5 Cool Weather Facts You Need to Know

Weather changes constantly and is full of surprises – from thunderstorms to rainbows! With such fascinating phenomena to learn more about!

This section will introduce you to fog: its causes, distinct types and other facts. Furthermore, you’ll gain more knowledge on lightning: what it is, its formation process and other intriguing details.


Temperature is the measure of how hot or cold air feels, as well as how fast its molecules and atoms move; fast moving atoms indicate warmer conditions while slower ones indicate colder ones. Air temperatures can be affected by many factors including sunlight exposure and how much moisture there is present.

Cool weather differs from cold in that it typically describes moderately low temperatures. To properly understand this difference between cold and cool is vital, as people often use both terms interchangeably. Cold refers to temperatures near or below freezing while cool refers to moderately low temperatures.

Climate is determined by proximity to either the equator or polar regions; regions nearer the former tend to experience warmer conditions while those further from the sun experience colder ones.

Cold weather poses many health threats for humans and animals alike. It can trigger colds, flu, other infectious diseases, plant deaths and dehydration due to less sunlight during winter. Furthermore, dehydration in animals and humans due to less active sun may occur, contributing to decreased vitamin D production in bodies.

Cold weather poses another health threat: disease-causing organisms. For example, biting flies largely disappear as temperatures decline and these insects spread malaria, sleeping sickness (trypanosomiasis) and Bilharzia (schistosomiasis), three of the world’s deadliest diseases.

Cold weather places physiological stresses on the body, especially among seniors and those suffering from chronic illness. People can manage these stresses by dressing warmly and limiting physical exertion as much as possible – although in extremely cold temperatures with no signs of change coming soon it might be wise to stay indoors as much as possible.


Weather-related discussions can make awkward small-talk, but they’re actually essential to our planet. Rain occurs when water vapor rises through the troposphere and condenses as droplets that eventually fall to Earth as raindrops. Water vapor may also form waterspouts – tornado-like structures in water which pick up sea creatures before transporting them away to other locations.

Cool temperatures help limit disease-carrying organisms such as biting flies that spread diseases such as malaria, sleeping sickness (trypanosomiasis) and Bilharzia (schistosomiasis). Furthermore, such temperatures also help facilitate plant growth by limiting evaporation rates and encouraging water conservation.


Snow may be difficult to shovel, but its beauty cannot be denied. A blanket of fresh white powder transforms any landscape into an enchanting winter scene where children and adults alike enjoy playing on it, building snowmen, and making snow angels.

Snow is composed of translucent or clear crystals that reflect light instead of absorbing it, creating its characteristic white appearance. Depending on what has contaminated it – for instance in Colorado and Sierra Nevada mountains where algae contamination often contributes to pink-tinged snow – its hue may differ according to its source.

Snowflakes form when water droplets freeze onto pollen or dust particles in the sky and other water vapor clings to it – creating six sides and the familiar snowflake shape. Their size varies with air temperatures: the colder it is, the smaller their snowflakes become, while warmer and moist air conditions allow larger ones to form as they expand further – leading some people to report seeing snowflakes as large as milk pans!

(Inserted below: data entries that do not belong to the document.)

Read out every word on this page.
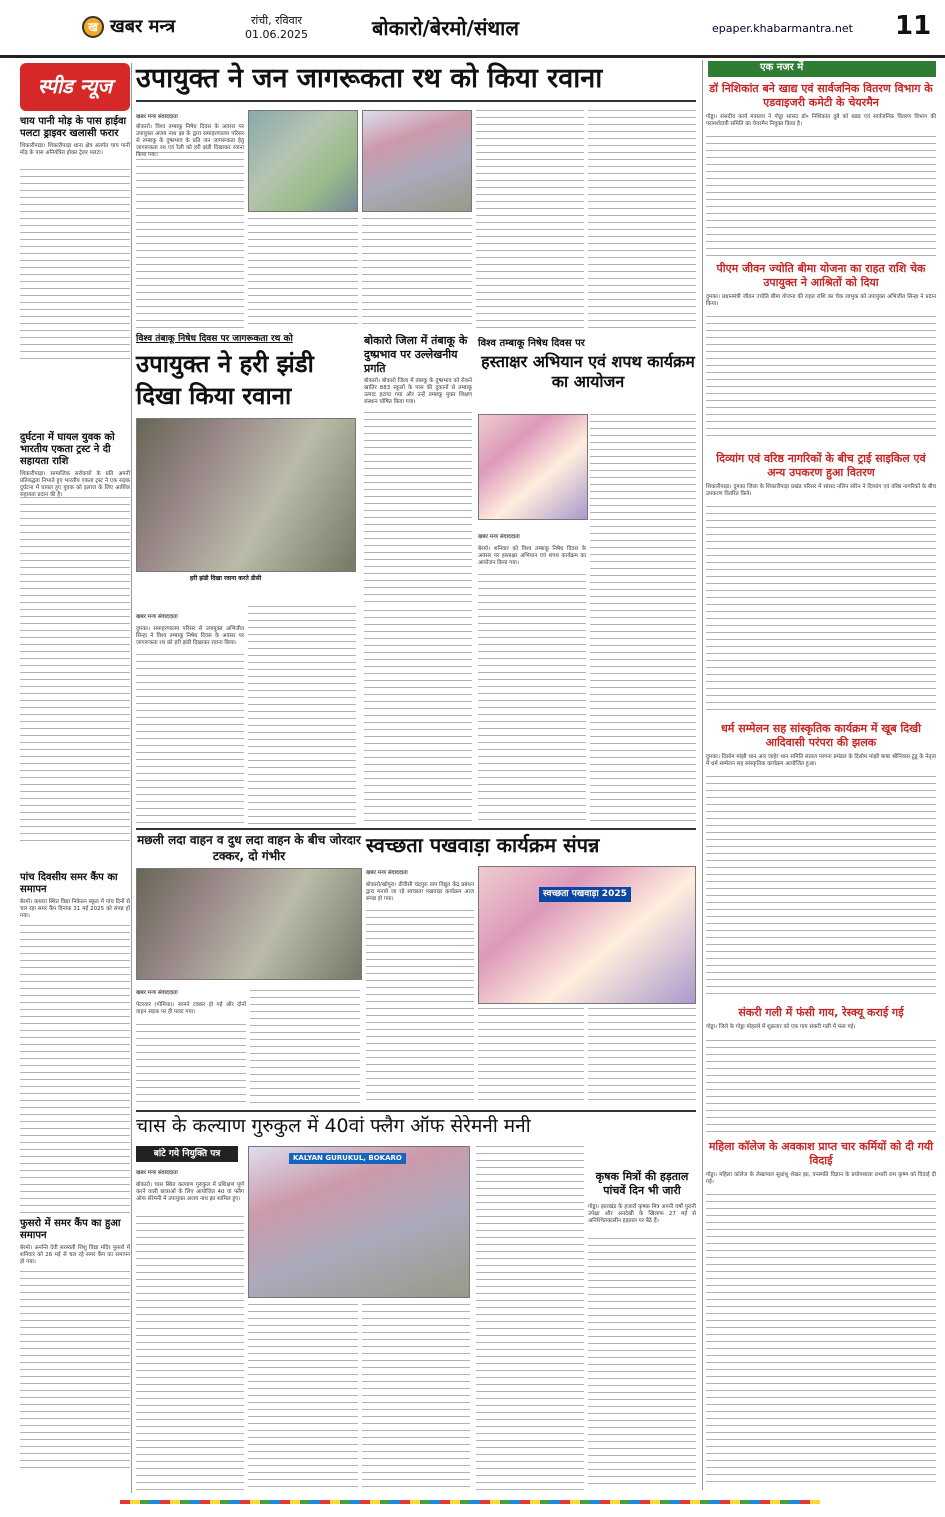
ख खबर मन्त्र	रांची, रविवार
01.06.2025	बोकारो/बेरमो/संथाल	epaper.khabarmantra.net 11
स्पीड न्यूज
चाय पानी मोड़ के पास हाईवा पलटा ड्राइवर खलासी फरार
शिकारीपाड़ा। शिकारीपाड़ा थाना क्षेत्र अंतर्गत चाय पानी मोड़ के पास अनियंत्रित होकर ट्रेलर पलटा।
दुर्घटना में घायल युवक को भारतीय एकता ट्रस्ट ने दी सहायता राशि
शिकारीपाड़ा। सामाजिक सरोकारों के प्रति अपनी प्रतिबद्धता निभाते हुए भारतीय एकता ट्रस्ट ने एक सड़क दुर्घटना में घायल हुए युवक को इलाज के लिए आर्थिक सहायता प्रदान की है।
पांच दिवसीय समर कैंप का समापन
बेरमो। कथारा स्थित विद्या निकेतन स्कूल में पांच दिनों से चल रहा समर कैंप दिनांक 31 मई 2025 को संपन्न हो गया।
फुसरो में समर कैंप का हुआ समापन
बेरमो। अनन्ति देवी सरस्वती शिशु विद्या मंदिर फुसरो में शनिवार को 26 मई से चल रहे समर कैंप का समापन हो गया।
उपायुक्त ने जन जागरूकता रथ को किया रवाना
खबर मन्त्र संवाददाता
बोकारो। विश्व तम्बाकू निषेध दिवस के अवसर पर उपायुक्त अजय नाथ झा के द्वारा समाहरणालय परिसर से तम्बाकू के दुष्प्रभाव के प्रति जन जागरूकता हेतु जागरूकता रथ एवं रैली को हरी झंडी दिखाकर रवाना किया गया।
विश्व तंबाकू निषेध दिवस पर जागरूकता रथ को
उपायुक्त ने हरी झंडी दिखा किया रवाना
हरी झंडी दिखा रवाना करते डीसी
खबर मन्त्र संवाददाता
दुमका। समाहरणालय परिसर से उपायुक्त अभिजीत सिन्हा ने विश्व तम्बाकू निषेध दिवस के अवसर पर जागरूकता रथ को हरी झंडी दिखाकर रवाना किया।
बोकारो जिला में तंबाकू के दुष्प्रभाव पर उल्लेखनीय प्रगति
बोकारो। बोकारो जिला में तंबाकू के दुष्प्रभाव को रोकने खातिर 883 स्कूलों के पास की दुकानों से तम्बाकू उत्पाद हटाया गया और उन्हें तम्बाकू मुक्त शिक्षण संस्थान घोषित किया गया।
विश्व तम्बाकू निषेध दिवस पर
हस्ताक्षर अभियान एवं शपथ कार्यक्रम का आयोजन
खबर मन्त्र संवाददाता
बेरमो। शनिवार को विश्व तम्बाकू निषेध दिवस के अवसर पर हस्ताक्षर अभियान एवं शपथ कार्यक्रम का आयोजन किया गया।
मछली लदा वाहन व दुध लदा वाहन के बीच जोरदार टक्कर, दो गंभीर
खबर मन्त्र संवाददाता
पेटरवार (गोमिया)। सामने टक्कर हो गई और दोनों वाहन सड़क पर ही पलट गया।
स्वच्छता पखवाड़ा कार्यक्रम संपन्न
खबर मन्त्र संवाददाता
बोकारो/खोपुरा। डीवीसी चंद्रपुरा ताप विद्युत केंद्र प्रबंधन द्वारा मनाये जा रहे स्वच्छता पखवाड़ा कार्यक्रम आज संपन्न हो गया।	स्वच्छता पखवाड़ा 2025
चास के कल्याण गुरुकुल में 40वां फ्लैग ऑफ सेरेमनी मनी
बांटे गये नियुक्ति पत्र
खबर मन्त्र संवाददाता
बोकारो। चास स्थित कल्याण गुरुकुल में प्रशिक्षण पूर्ण करने वाली छात्राओं के लिए आयोजित 40 वां फ्लैग ऑफ सेरेमनी में उपायुक्त अजय नाथ झा शामिल हुए।
KALYAN GURUKUL, BOKARO
कृषक मित्रों की हड़ताल पांचवें दिन भी जारी
गोड्डा। झारखंड के हजारों कृषक मित्र अपनी वर्षों पुरानी उपेक्षा और अनदेखी के खिलाफ 27 मई से अनिश्चितकालीन हड़ताल पर बैठे हैं।
एक नजर में
डॉ निशिकांत बने खाद्य एवं सार्वजनिक वितरण विभाग के एडवाइजरी कमेटी के चेयरमैन
गोड्डा। संसदीय कार्य मंत्रालय ने गोड्डा सांसद डॉ० निशिकांत दुबे को खाद्य एवं सार्वजनिक वितरण विभाग की परामर्शदात्री समिति का चेयरमैन नियुक्त किया है।
पीएम जीवन ज्योति बीमा योजना का राहत राशि चेक उपायुक्त ने आश्रितों को दिया
दुमका। प्रधानमंत्री जीवन ज्योति बीमा योजना की राहत राशि का चेक लाभुक को उपायुक्त अभिजीत सिन्हा ने प्रदान किया।
दिव्यांग एवं वरिष्ठ नागरिकों के बीच ट्राई साइकिल एवं अन्य उपकरण हुआ वितरण
शिकारीपाड़ा। दुमका जिला के शिकारीपाड़ा प्रखंड परिसर में सांसद नलिन सोरेन ने दिव्यांग एवं वरिष्ठ नागरिकों के बीच उपकरण वितरित किये।
धर्म सम्मेलन सह सांस्कृतिक कार्यक्रम में खूब दिखी आदिवासी परंपरा की झलक
दुमका। दिसोम मांझी थान आर जाहेर थान समिति संताल परगना प्रमंडल के दिसोम मांझी बाबा श्रीनिवास टुडू के नेतृत्व में धर्म सम्मेलन सह सांस्कृतिक कार्यक्रम आयोजित हुआ।
संकरी गली में फंसी गाय, रेस्क्यू कराई गई
गोड्डा। जिले के गोड्डा मोहल्ले में शुक्रवार को एक गाय संकरी गली में फंस गई।
महिला कॉलेज के अवकाश प्राप्त चार कर्मियों को दी गयी विदाई
गोड्डा। महिला कॉलेज के लेखापाल सुधांशु शेखर झा, वनस्पति विज्ञान के प्रयोगशाला प्रभारी राम कृष्ण को विदाई दी गई।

Wind is the movement of air caused by changes in pressure, temperature and moisture levels. Most weather occurs in the troposphere – an uppermost layer of Earth’s atmosphere comprising 75% of its total atmosphere – where air pressure differs more between locations than elsewhere. When air pressure differences exist between zones, wind blows as it acts like an invisible force to move people and objects around – when something hits something it causes it to move further downstream than before it had hit it directly.

Wind can transport heat from hotter places to cooler ones by dissipating density differences between warm and cool air masses, thus creating different types of weather conditions, including brickfielder: an extremely hot wind that transports red dust from Australia’s deserts; cape doctor, which brings cool breezes that purify Cape Town; South Africa, while chinook is an extremely strong warm wind which rushes east through Canada and the U.S.